A tese também teve como fundamento o REsp 1.194.059/SP, julgado em 2012, de relatoria do Ministro Massami Uyeda em que conferiu interpretação sistemática ao artigo 1.597, II ao Código Civil para contemplar também a presunção da paternidade aos filhos concebidos na constância da união estável. Também se fundamentou em entendimento da Procuradora de Justiça do Estado do Paraná, a Dra. Terezinha de Jesus Souza Signorini, que defendeu em artigo publicado em revista daquele Ministério Público a aplicação do artigo 1.597, II, a saber, a presunção da
paternidade às relações de união estável, em homenagem ao princípio da isonomia.

O ineditismo ficou por conta do pedido incidental da declaração de união estável em Ação de Investigação de Paternidade post mortem, já que, em observância a teoria da proteção integral, regulamentada pelo ECA, a união estável deveria estar devidamente declarada para garantir ao infante A.S.R.B. o direito de registro da paternidade do companheiro de sua mãe, com o qual havia constituído família, com base na presunção. Vale destacar que o infante não foi registrado por seu pai dado o infortúnio do óbito ocorrido antes de seu nascimento. Porém, em razão do parto ter ocorrido dentro dos trezentos dias subsequentes à dissolução da união estável pela morte, torna-se indiscutível que a criança estaria na esfera da proteção legal e, portanto, presumida a sua paternidade pelo companheiro de sua mãe.  É assim com o casamento e, portanto, assim também deve ser tratada a união estável.
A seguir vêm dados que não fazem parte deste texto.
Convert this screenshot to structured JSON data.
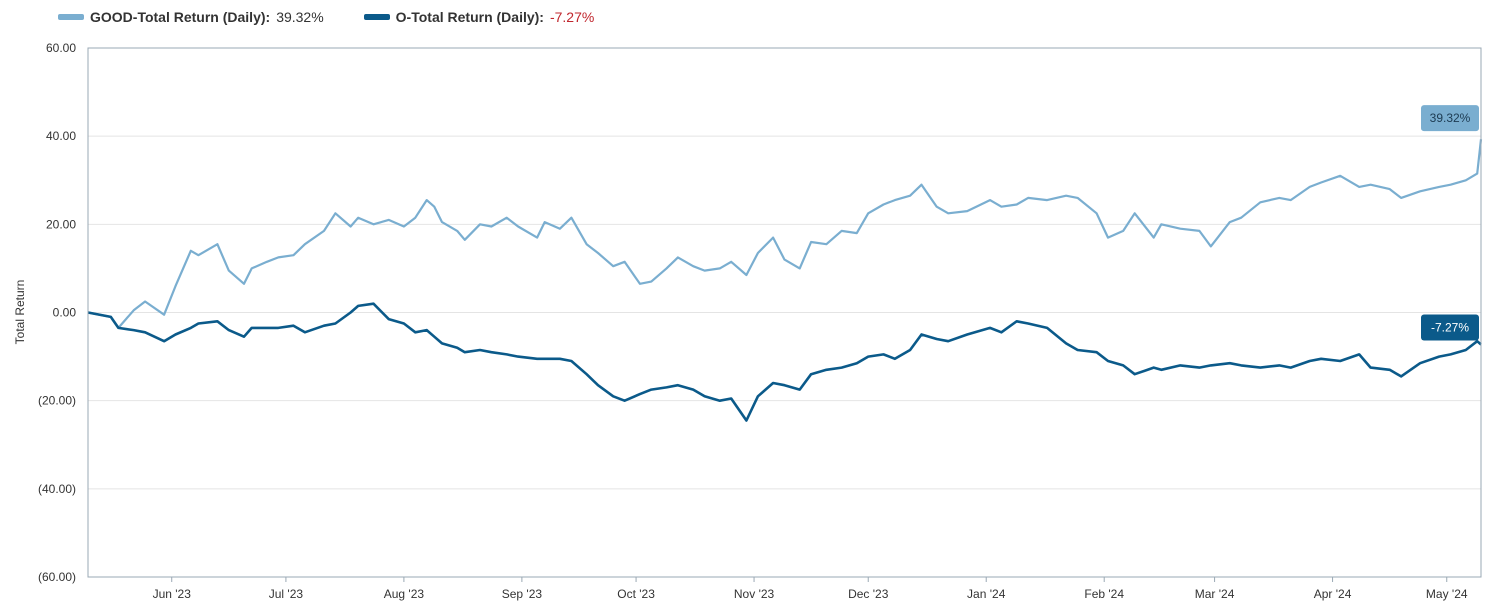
{
  "legend": {
    "good_name": "GOOD-Total Return (Daily):",
    "good_value": "39.32%",
    "o_name": "O-Total Return (Daily):",
    "o_value": "-7.27%"
  },
  "colors": {
    "good": "#7aaed0",
    "o": "#0b5a8a",
    "negative_text": "#c0262d",
    "grid": "#e4e4e4",
    "axis": "#9aa8b4"
  },
  "chart_data": {
    "type": "line",
    "ylabel": "Total Return",
    "ylim": [
      -60,
      60
    ],
    "y_ticks": [
      60,
      40,
      20,
      0,
      -20,
      -40,
      -60
    ],
    "y_tick_labels": [
      "60.00",
      "40.00",
      "20.00",
      "0.00",
      "(20.00)",
      "(40.00)",
      "(60.00)"
    ],
    "x_range": [
      "2023-05-10",
      "2024-05-10"
    ],
    "x_ticks": [
      "2023-06-01",
      "2023-07-01",
      "2023-08-01",
      "2023-09-01",
      "2023-10-01",
      "2023-11-01",
      "2023-12-01",
      "2024-01-01",
      "2024-02-01",
      "2024-03-01",
      "2024-04-01",
      "2024-05-01"
    ],
    "x_tick_labels": [
      "Jun '23",
      "Jul '23",
      "Aug '23",
      "Sep '23",
      "Oct '23",
      "Nov '23",
      "Dec '23",
      "Jan '24",
      "Feb '24",
      "Mar '24",
      "Apr '24",
      "May '24"
    ],
    "series": [
      {
        "name": "GOOD-Total Return (Daily)",
        "color": "#7aaed0",
        "end_label": "39.32%",
        "x": [
          "2023-05-10",
          "2023-05-16",
          "2023-05-18",
          "2023-05-22",
          "2023-05-25",
          "2023-05-30",
          "2023-06-02",
          "2023-06-06",
          "2023-06-08",
          "2023-06-13",
          "2023-06-16",
          "2023-06-20",
          "2023-06-22",
          "2023-06-26",
          "2023-06-29",
          "2023-07-03",
          "2023-07-06",
          "2023-07-11",
          "2023-07-14",
          "2023-07-18",
          "2023-07-20",
          "2023-07-24",
          "2023-07-28",
          "2023-08-01",
          "2023-08-04",
          "2023-08-07",
          "2023-08-09",
          "2023-08-11",
          "2023-08-15",
          "2023-08-17",
          "2023-08-21",
          "2023-08-24",
          "2023-08-28",
          "2023-08-31",
          "2023-09-05",
          "2023-09-07",
          "2023-09-11",
          "2023-09-14",
          "2023-09-18",
          "2023-09-21",
          "2023-09-25",
          "2023-09-28",
          "2023-10-02",
          "2023-10-05",
          "2023-10-09",
          "2023-10-12",
          "2023-10-16",
          "2023-10-19",
          "2023-10-23",
          "2023-10-26",
          "2023-10-30",
          "2023-11-02",
          "2023-11-06",
          "2023-11-09",
          "2023-11-13",
          "2023-11-16",
          "2023-11-20",
          "2023-11-24",
          "2023-11-28",
          "2023-12-01",
          "2023-12-05",
          "2023-12-08",
          "2023-12-12",
          "2023-12-15",
          "2023-12-19",
          "2023-12-22",
          "2023-12-27",
          "2024-01-02",
          "2024-01-05",
          "2024-01-09",
          "2024-01-12",
          "2024-01-17",
          "2024-01-22",
          "2024-01-25",
          "2024-01-30",
          "2024-02-02",
          "2024-02-06",
          "2024-02-09",
          "2024-02-14",
          "2024-02-16",
          "2024-02-21",
          "2024-02-26",
          "2024-02-29",
          "2024-03-05",
          "2024-03-08",
          "2024-03-13",
          "2024-03-18",
          "2024-03-21",
          "2024-03-26",
          "2024-03-29",
          "2024-04-03",
          "2024-04-08",
          "2024-04-11",
          "2024-04-16",
          "2024-04-19",
          "2024-04-24",
          "2024-04-29",
          "2024-05-02",
          "2024-05-06",
          "2024-05-09",
          "2024-05-10"
        ],
        "y": [
          0.0,
          -1.0,
          -3.5,
          0.5,
          2.5,
          -0.5,
          6.0,
          14.0,
          13.0,
          15.5,
          9.5,
          6.5,
          10.0,
          11.5,
          12.5,
          13.0,
          15.5,
          18.5,
          22.5,
          19.5,
          21.5,
          20.0,
          21.0,
          19.5,
          21.5,
          25.5,
          24.0,
          20.5,
          18.5,
          16.5,
          20.0,
          19.5,
          21.5,
          19.5,
          17.0,
          20.5,
          19.0,
          21.5,
          15.5,
          13.5,
          10.5,
          11.5,
          6.5,
          7.0,
          10.0,
          12.5,
          10.5,
          9.5,
          10.0,
          11.5,
          8.5,
          13.5,
          17.0,
          12.0,
          10.0,
          16.0,
          15.5,
          18.5,
          18.0,
          22.5,
          24.5,
          25.5,
          26.5,
          29.0,
          24.0,
          22.5,
          23.0,
          25.5,
          24.0,
          24.5,
          26.0,
          25.5,
          26.5,
          26.0,
          22.5,
          17.0,
          18.5,
          22.5,
          17.0,
          20.0,
          19.0,
          18.5,
          15.0,
          20.5,
          21.5,
          25.0,
          26.0,
          25.5,
          28.5,
          29.5,
          31.0,
          28.5,
          29.0,
          28.0,
          26.0,
          27.5,
          28.5,
          29.0,
          30.0,
          31.5,
          39.32
        ]
      },
      {
        "name": "O-Total Return (Daily)",
        "color": "#0b5a8a",
        "end_label": "-7.27%",
        "x": [
          "2023-05-10",
          "2023-05-16",
          "2023-05-18",
          "2023-05-22",
          "2023-05-25",
          "2023-05-30",
          "2023-06-02",
          "2023-06-06",
          "2023-06-08",
          "2023-06-13",
          "2023-06-16",
          "2023-06-20",
          "2023-06-22",
          "2023-06-26",
          "2023-06-29",
          "2023-07-03",
          "2023-07-06",
          "2023-07-11",
          "2023-07-14",
          "2023-07-18",
          "2023-07-20",
          "2023-07-24",
          "2023-07-28",
          "2023-08-01",
          "2023-08-04",
          "2023-08-07",
          "2023-08-09",
          "2023-08-11",
          "2023-08-15",
          "2023-08-17",
          "2023-08-21",
          "2023-08-24",
          "2023-08-28",
          "2023-08-31",
          "2023-09-05",
          "2023-09-07",
          "2023-09-11",
          "2023-09-14",
          "2023-09-18",
          "2023-09-21",
          "2023-09-25",
          "2023-09-28",
          "2023-10-02",
          "2023-10-05",
          "2023-10-09",
          "2023-10-12",
          "2023-10-16",
          "2023-10-19",
          "2023-10-23",
          "2023-10-26",
          "2023-10-30",
          "2023-11-02",
          "2023-11-06",
          "2023-11-09",
          "2023-11-13",
          "2023-11-16",
          "2023-11-20",
          "2023-11-24",
          "2023-11-28",
          "2023-12-01",
          "2023-12-05",
          "2023-12-08",
          "2023-12-12",
          "2023-12-15",
          "2023-12-19",
          "2023-12-22",
          "2023-12-27",
          "2024-01-02",
          "2024-01-05",
          "2024-01-09",
          "2024-01-12",
          "2024-01-17",
          "2024-01-22",
          "2024-01-25",
          "2024-01-30",
          "2024-02-02",
          "2024-02-06",
          "2024-02-09",
          "2024-02-14",
          "2024-02-16",
          "2024-02-21",
          "2024-02-26",
          "2024-02-29",
          "2024-03-05",
          "2024-03-08",
          "2024-03-13",
          "2024-03-18",
          "2024-03-21",
          "2024-03-26",
          "2024-03-29",
          "2024-04-03",
          "2024-04-08",
          "2024-04-11",
          "2024-04-16",
          "2024-04-19",
          "2024-04-24",
          "2024-04-29",
          "2024-05-02",
          "2024-05-06",
          "2024-05-09",
          "2024-05-10"
        ],
        "y": [
          0.0,
          -1.0,
          -3.5,
          -4.0,
          -4.5,
          -6.5,
          -5.0,
          -3.5,
          -2.5,
          -2.0,
          -4.0,
          -5.5,
          -3.5,
          -3.5,
          -3.5,
          -3.0,
          -4.5,
          -3.0,
          -2.5,
          0.0,
          1.5,
          2.0,
          -1.5,
          -2.5,
          -4.5,
          -4.0,
          -5.5,
          -7.0,
          -8.0,
          -9.0,
          -8.5,
          -9.0,
          -9.5,
          -10.0,
          -10.5,
          -10.5,
          -10.5,
          -11.0,
          -14.0,
          -16.5,
          -19.0,
          -20.0,
          -18.5,
          -17.5,
          -17.0,
          -16.5,
          -17.5,
          -19.0,
          -20.0,
          -19.5,
          -24.5,
          -19.0,
          -16.0,
          -16.5,
          -17.5,
          -14.0,
          -13.0,
          -12.5,
          -11.5,
          -10.0,
          -9.5,
          -10.5,
          -8.5,
          -5.0,
          -6.0,
          -6.5,
          -5.0,
          -3.5,
          -4.5,
          -2.0,
          -2.5,
          -3.5,
          -7.0,
          -8.5,
          -9.0,
          -11.0,
          -12.0,
          -14.0,
          -12.5,
          -13.0,
          -12.0,
          -12.5,
          -12.0,
          -11.5,
          -12.0,
          -12.5,
          -12.0,
          -12.5,
          -11.0,
          -10.5,
          -11.0,
          -9.5,
          -12.5,
          -13.0,
          -14.5,
          -11.5,
          -10.0,
          -9.5,
          -8.5,
          -6.5,
          -7.27
        ]
      }
    ]
  }
}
Assim, o d. juízo da 4ª Vara de Família, na pessoa da Dra. Betânia de Figueiredo Pessoa, assim concluiu:

Isto posto, E COM FULCRO NOS arts. 1.723 e 1.597, II ambos do Código Civil 
c/c art. 19, inciso I, e art. 487, inciso I, JULGO PROCEDENTE O PEDIDO
 INICIAL para RECONHECER incidentalmente a união estável entre o falecido
XXXXXXXXX e a genitora do menor envolvido, XXXXXXXXXX, a fim de que esta
 declaração revista a paternidade em face de XXXXXXXXX, devendo esta ser 
declarada com base nessa presunção com a averbação do nome do falecido
XXXXXXXXXXXXXX na condição de pai do mesmo, passando-se a criança a 
chamar XXXXXXXXXXXX, bem como que sejam os requeridos registrados
 como avós paternos, XXXXXXXXXXX, tudo de acordo com o princípio da
dignidade humana, o qual reveste os direitos de personalidade e o direito 
fundamental à paternidade e assim JULGO EXTINTO O
PRESENTE FEITO COM RESOLUÇÃO DE MÉRITO.

 

Como se vê, a tese do Ministério Público de requerer incidental o reconhecimento da união estável, garantiu ao infante o seu direito a paternidade e todos os demais decorrentes como o direito ao nome, típico do direito de personalidade que concretiza a dignidade humana, afastando a discriminação entre os filhos ainda existente na legislação infraconstitucional, o que provoca cometimento de injustiça.


PS. A identidade das partes e o numero do processo foi preservado em razão do processo estar sob o segredo de justiça.